Hij vertelt nog wat meer over het virussenprogramma: “We willen proberen om virussen te koppelen aan synthetische polymeren, dus plastics, om zo grotere structuren te maken met een functie. De vraag is: wat kun je met een virus als bouwsteen? We bergen er metaaldeeltjes in op, bijvoorbeeld goud, of magnetische deeltjes. Het DNA gaat eruit, en de deeltjes erin, en daarmee proberen we dan een heel speciaal magnetisch en elektronengeleidend systeem te maken. Daar heb je dus kennis uit de biologie en de fysica voor nodig, en er is hier net een laboratorium gekomen waarin je heel hoge magneetvelden kunt opwekken. Dan kijken we hoe die virussen zich richten in reactie daarop. Maar we werken ook, met een moleculair bioloog, aan het combineren van virusdeeltjes met eiwitmoleculen. Daarbij kwamen we dat schroefmechanisme tegen, en dat kan weer inspireren als we zelf dingen willen bouwen.”
Kleine deeltjes gecontroleerd verplaatsen, dat is het doel, en het wordt bereikt door hele bouwstenen uit de natuur te gebruiken. Er zit een grote toekomst in, benadrukt Nolte. “Wie snel rijk wil worden, moet chemie gaan doen”, zegt hij zelfs. “We hebben hier nu al vier bedrijfjes, en dat gaat heel goed. Ze ontstaan overal omdat de grote bedrijven zelf geen onderzoek meer doen. Die bestellen nu allerlei organische verbindingen elders. Bijvoorbeeld voor drug-targetting: het op precies de goed plaats afleveren van medicijnen. Je probeert dan bijvoorbeeld kleine bolletjes met medicijnen te maken die kankercellen weten te vinden. Dat is ook allemaal nanotechnologie. Het is een volwassen vak, nuttig voor de maatschappij.”

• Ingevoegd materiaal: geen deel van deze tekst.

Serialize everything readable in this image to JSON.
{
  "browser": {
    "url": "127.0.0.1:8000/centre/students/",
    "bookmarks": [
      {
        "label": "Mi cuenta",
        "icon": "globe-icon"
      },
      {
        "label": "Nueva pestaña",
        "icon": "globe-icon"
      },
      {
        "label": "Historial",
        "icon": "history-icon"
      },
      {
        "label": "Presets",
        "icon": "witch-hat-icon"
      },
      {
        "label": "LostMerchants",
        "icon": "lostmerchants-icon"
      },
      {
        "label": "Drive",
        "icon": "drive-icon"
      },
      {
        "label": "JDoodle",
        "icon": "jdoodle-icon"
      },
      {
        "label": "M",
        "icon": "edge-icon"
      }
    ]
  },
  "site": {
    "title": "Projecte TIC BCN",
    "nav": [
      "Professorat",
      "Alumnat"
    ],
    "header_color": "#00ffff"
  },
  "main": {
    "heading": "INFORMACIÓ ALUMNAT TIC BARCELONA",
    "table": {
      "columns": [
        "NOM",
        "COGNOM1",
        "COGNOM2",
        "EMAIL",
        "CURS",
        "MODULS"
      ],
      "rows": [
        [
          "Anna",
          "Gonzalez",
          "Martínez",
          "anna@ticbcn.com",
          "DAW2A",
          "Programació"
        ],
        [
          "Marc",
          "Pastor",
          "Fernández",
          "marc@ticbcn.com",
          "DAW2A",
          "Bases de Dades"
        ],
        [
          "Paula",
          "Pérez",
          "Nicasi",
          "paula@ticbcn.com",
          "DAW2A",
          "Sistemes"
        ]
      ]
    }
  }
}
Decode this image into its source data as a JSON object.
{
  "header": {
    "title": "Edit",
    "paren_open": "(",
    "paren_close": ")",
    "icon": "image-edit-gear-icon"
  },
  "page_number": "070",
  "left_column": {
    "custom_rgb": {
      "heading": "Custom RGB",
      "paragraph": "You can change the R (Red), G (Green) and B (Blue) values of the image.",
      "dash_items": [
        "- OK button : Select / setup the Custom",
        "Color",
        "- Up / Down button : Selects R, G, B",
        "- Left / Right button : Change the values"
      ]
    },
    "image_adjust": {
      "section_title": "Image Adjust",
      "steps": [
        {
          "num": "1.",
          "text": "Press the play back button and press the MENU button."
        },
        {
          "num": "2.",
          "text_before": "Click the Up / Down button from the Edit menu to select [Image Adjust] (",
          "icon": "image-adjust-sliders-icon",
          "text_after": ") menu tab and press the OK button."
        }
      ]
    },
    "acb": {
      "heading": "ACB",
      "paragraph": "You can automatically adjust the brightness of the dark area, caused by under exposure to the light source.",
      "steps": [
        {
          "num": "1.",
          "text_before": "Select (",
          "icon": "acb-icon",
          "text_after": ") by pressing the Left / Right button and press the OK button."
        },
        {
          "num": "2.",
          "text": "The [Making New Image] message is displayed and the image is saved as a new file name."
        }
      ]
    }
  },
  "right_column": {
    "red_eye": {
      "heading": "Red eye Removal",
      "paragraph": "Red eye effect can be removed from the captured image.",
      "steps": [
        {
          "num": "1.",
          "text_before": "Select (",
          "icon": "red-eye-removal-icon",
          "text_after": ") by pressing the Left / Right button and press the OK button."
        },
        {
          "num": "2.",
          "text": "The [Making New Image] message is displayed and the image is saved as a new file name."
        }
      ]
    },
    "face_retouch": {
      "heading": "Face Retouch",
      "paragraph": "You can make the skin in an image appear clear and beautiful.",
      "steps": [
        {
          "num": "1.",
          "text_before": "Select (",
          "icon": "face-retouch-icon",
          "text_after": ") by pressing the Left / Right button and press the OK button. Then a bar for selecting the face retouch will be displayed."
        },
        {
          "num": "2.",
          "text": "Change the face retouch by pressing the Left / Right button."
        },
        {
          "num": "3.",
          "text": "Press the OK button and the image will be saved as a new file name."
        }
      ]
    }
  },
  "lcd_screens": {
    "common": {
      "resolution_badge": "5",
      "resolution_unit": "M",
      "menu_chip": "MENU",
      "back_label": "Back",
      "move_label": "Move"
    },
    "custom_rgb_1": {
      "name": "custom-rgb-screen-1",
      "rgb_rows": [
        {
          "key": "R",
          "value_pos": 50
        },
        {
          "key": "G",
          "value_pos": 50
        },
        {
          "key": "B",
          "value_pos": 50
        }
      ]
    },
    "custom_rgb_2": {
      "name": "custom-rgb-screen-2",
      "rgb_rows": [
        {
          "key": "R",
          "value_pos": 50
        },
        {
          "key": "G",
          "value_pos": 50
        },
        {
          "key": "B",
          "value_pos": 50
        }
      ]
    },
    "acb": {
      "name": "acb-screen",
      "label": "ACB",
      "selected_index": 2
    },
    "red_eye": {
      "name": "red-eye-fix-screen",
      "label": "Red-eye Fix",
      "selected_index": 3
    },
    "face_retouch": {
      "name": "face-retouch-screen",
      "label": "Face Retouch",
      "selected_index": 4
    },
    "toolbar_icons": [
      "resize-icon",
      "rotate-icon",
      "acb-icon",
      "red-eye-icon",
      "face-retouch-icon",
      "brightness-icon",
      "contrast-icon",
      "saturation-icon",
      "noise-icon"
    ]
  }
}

Dat nut, en de in Nederland aanwezige kennis hoopt Nolte nog wat meer uit te gaan dragen. Het Akademiehoogleraarschap geeft hem de mogelijkheid eindelijk een of meer aangeboden gasthoogleraarschappen te aanvaarden. Een tijdje in Leuven of Cambridge doorbrengen, en daar contacten te leggen en te verstevigen, is ook goede PR. En natuurlijk komt er meer tijd vrij om onderzoek te doen. “Onderzoek doe je toch wel”, zegt hij daarover, “want ik kan het niet laten. Maar het wordt steeds meer naar je vrije tijd en naar de weekenden geduwd. En vooral mijn vrouw vindt dat begrijpelijkerwijs niet leuk.”
NOOT: In 2003 stelde de KNAW de eerste vijf zogeheten ‘Akademiehoogleraren’ aan. Onderzoekers van tussen de 55 en 60 die zich vijf jaar lang helemaal op onderzoek en onderwijs mogen richten, verlost van bestuurlijke beslommeringen. De Akademie betaalt hun salaris, ze krijgen een extra onderzoeksbudget, en de universiteit waar ze werken moet in hun plaats een veelbelovend iemand aanstellen. Elk jaar worden er een stuk of vijf van die Akademiehoogleraren benoemd. Nolte zat bij de eerste lichting.